The results were excellent! The striking anise flavor of the basil, sweetened with sugar, and balanced by a bit of lemon made for a very light and refreshing scoop of ice cream. The original recipe suggested serving the ice cream over macerated strawberries with lemon…amazing combination. The best part of preparing dessert in this way was that I was able to use local strawberries (they are now in season in Louisiana). Basil ice cream is probably one of my favorite flavors so far. Enjoy!
Basil Ice Cream
Makes 1 quart
I experimented with guar gum and xanthan gum to achieve a nice texture in this ice cream, however the addition of these ingredients is not necessary.
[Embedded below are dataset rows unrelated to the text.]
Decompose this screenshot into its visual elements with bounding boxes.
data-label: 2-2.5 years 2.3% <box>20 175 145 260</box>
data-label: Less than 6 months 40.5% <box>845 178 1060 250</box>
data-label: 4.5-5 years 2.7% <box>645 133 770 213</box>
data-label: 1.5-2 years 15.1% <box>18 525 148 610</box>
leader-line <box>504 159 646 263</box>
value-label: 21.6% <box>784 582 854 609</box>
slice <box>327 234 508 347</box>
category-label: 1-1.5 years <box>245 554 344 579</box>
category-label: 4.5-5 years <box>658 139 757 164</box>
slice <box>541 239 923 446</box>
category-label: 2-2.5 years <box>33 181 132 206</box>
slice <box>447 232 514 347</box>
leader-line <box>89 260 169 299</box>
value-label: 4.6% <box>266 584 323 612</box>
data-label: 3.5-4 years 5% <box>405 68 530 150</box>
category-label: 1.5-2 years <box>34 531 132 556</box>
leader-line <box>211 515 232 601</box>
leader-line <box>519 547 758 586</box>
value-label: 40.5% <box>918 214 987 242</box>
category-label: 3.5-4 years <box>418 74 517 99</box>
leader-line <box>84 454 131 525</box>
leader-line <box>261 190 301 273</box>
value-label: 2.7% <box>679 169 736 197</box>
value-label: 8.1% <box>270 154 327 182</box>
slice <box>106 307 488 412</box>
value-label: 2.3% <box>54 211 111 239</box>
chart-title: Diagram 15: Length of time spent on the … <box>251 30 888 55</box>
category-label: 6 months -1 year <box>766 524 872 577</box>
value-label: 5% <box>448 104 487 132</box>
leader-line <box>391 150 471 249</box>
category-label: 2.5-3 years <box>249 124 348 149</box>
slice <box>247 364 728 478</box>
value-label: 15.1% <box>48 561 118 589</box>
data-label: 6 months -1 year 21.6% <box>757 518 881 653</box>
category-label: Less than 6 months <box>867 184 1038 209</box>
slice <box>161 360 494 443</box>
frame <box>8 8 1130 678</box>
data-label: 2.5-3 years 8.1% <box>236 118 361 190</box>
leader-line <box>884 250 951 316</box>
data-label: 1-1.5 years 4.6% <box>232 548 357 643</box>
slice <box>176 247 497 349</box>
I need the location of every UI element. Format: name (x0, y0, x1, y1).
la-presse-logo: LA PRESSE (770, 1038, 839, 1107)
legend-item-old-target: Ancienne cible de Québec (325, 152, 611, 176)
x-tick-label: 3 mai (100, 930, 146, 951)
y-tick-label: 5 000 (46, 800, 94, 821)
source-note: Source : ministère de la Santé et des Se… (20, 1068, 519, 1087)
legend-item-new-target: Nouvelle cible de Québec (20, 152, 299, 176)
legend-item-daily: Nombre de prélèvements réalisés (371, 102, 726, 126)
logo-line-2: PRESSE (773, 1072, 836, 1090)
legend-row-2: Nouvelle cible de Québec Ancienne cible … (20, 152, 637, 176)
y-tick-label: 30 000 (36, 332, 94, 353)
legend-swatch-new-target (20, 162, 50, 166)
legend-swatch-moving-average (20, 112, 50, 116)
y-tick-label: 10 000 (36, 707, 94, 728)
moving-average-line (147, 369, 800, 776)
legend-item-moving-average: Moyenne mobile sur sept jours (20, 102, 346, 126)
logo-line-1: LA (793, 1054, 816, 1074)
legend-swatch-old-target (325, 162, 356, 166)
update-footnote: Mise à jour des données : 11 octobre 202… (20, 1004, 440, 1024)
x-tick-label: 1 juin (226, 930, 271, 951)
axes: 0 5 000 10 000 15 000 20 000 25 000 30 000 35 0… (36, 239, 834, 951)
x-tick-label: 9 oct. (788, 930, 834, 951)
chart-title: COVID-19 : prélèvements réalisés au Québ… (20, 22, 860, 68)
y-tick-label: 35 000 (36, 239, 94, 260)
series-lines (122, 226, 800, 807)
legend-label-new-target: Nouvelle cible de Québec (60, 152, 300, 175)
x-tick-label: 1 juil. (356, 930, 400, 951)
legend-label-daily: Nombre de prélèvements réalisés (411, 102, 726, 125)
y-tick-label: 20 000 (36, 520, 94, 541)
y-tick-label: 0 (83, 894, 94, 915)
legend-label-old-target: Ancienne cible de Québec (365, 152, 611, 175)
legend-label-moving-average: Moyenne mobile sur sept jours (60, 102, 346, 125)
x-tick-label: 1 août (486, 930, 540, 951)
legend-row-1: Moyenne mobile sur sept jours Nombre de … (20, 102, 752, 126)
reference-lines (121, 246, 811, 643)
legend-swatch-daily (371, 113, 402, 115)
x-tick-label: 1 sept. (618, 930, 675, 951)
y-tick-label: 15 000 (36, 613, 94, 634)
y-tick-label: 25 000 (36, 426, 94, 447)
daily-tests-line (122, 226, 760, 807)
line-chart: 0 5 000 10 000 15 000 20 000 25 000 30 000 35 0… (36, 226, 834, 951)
Add 3 Tablespoons of cream cheese to the base to help improve the scoop-ability.
2 cups (500 ml) whole milk
1 cup (250 ml) heavy cream
1 cup packed basil leaves (25 g)
3/4 cup cane sugar (150 g)
1/8 cup (30 ml) corn syrup
1 small lemon
Pinch of salt
1/4 teaspoon guar gum
1/8 teaspoon xanthan gum
Place basil, sugar, and 1 cup (250 ml) milk in a blender and pulse until smooth and basil leaves are very fine. Strain half of the mixture through a fine mesh sieve and return mixture to the blender (this step is used to take out some of the basil leaves but not all of them). Zest lemon directly over blender. Add corn syrup and salt and blend. Add remaining milk and cream; pulse to combine. Turn blender on low and gradually add guar gum and xanthan gum (adding slowly will prevent clumping). Blend until well combined. Pour ice cream mixture into a non-reactive bowl and place in refrigerator until completely chilled, about 2-3 hours.
Once chilled, pour ice cream base into an ice cream maker and freeze according to the manufacturer’s instructions. Pack the ice cream into a plastic container when finished. Press a sheet of plastic wrap directly onto the surface of the ice cream (to prevent ice crystals) and close with an airtight lid. Freeze until firm, at least 4 hours. For best results, serve over strawberries in lemon syrup (see below).
Strawberries in Lemon Syrup
Combine 1 cup (250 ml) water and 1/4 cup (50 g) sugar with the grated zest of 1 lemon in a small saucepan. Bring to a boil and cook, until the sugar is dissolved. Remove from the heat, pour into a bowl, and chill thoroughly. Hull and quarter 1 pound (450 g) of strawberries. Add them to the lemon syrup and let macerate in the refrigerator for 1 to 4 hours. To serve, spoon the strawberries and some lemon syrup into shallow bowls and float a scoop of Basil Ice Cream in the center.